Governors State used to illustrate how costs, not funding woes, lead to tuition hikes
Illinois’ higher education system is stuck in a cycle of high administrative costs and high retirement costs that leads to increased tuition and fees for students, the Illinois Policy Institute said.
Among the examples the institute cited is Governors State University (GSU), which saw tuition more than double over the course of 10 years.
Ted Dabrowski, the institute's vice president of policy, and policy analyst John Klingner said GSU’s tuition went from $5,050 in 2006 to $10,246 in 2016, with an annual increase of 7.33 percent. Dabrowski and Klingner contend that these increases are not, as many universities have suggested, rooted in the state’s financial crisis, but rather in poor management throughout the state’s university system.
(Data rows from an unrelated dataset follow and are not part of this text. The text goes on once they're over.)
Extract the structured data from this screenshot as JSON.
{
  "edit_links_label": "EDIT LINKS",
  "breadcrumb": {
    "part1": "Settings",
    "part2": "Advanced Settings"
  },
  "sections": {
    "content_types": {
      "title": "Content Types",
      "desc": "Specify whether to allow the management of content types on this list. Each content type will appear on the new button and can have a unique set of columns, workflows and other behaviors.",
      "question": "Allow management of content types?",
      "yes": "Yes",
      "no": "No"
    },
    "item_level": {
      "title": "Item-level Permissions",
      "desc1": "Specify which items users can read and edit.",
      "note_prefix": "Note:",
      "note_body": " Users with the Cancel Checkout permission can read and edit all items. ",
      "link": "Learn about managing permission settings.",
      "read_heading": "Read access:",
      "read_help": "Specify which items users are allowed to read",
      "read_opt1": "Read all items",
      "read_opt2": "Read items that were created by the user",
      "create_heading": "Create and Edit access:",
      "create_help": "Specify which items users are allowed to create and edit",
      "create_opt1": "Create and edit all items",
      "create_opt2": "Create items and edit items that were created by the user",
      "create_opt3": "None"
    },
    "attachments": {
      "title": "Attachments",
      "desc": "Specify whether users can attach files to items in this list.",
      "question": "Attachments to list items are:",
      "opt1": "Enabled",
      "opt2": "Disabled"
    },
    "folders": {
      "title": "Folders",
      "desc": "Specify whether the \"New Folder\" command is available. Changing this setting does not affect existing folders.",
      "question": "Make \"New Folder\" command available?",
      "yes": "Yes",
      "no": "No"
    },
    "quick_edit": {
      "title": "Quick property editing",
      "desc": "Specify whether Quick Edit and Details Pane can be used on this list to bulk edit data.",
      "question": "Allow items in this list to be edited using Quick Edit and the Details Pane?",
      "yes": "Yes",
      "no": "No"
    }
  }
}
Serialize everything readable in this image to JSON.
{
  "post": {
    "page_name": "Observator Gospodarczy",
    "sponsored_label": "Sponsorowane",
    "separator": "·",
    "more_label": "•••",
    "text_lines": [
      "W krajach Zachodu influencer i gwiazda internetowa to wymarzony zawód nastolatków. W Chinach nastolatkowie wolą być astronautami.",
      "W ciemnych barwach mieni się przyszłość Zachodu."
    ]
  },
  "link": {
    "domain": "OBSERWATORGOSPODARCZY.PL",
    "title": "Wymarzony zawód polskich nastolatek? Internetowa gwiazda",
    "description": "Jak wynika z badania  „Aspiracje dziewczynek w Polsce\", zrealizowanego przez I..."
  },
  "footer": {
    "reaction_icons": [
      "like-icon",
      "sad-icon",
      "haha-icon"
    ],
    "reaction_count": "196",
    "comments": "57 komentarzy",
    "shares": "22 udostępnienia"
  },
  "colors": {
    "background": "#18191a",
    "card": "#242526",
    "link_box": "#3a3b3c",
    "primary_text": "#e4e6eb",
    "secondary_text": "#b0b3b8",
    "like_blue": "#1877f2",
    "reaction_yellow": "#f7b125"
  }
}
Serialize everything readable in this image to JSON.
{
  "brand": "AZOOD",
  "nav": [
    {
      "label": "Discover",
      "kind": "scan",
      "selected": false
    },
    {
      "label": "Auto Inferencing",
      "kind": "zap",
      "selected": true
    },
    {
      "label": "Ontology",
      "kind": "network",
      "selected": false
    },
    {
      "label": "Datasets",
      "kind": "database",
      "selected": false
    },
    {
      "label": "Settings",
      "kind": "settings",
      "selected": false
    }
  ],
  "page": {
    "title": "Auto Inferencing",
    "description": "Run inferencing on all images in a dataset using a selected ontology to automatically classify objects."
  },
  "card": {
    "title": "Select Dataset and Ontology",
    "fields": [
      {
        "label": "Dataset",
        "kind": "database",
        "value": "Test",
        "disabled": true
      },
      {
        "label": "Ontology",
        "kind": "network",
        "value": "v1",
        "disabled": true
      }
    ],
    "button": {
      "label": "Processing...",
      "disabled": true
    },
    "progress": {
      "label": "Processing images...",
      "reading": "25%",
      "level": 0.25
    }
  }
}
State universities have increased both the number of administrators and the salaries of top administrator positions. This has led to both high payroll costs for current employees and high pension costs for retired ones.
According to the report, as of 2011 Illinois had hit an administrator-to-student ratio of 1-to-45, with more than half of the state’s university administrators earning base salaries of $100,000 or more, plus bonuses. At GSU, President Elaine Maimon earns a base salary of $298,595, which is boosted to $368,395 through additional compensation and retirement enhancement.
Thanks to an annual cost of living adjustment for State Universities Retirement System pensioners, pension costs can easily reach seven figures over the course of retirees' lifetimes, the institute said. This has led to a majority of state spending on higher education going toward retirement costs, rather than operational costs.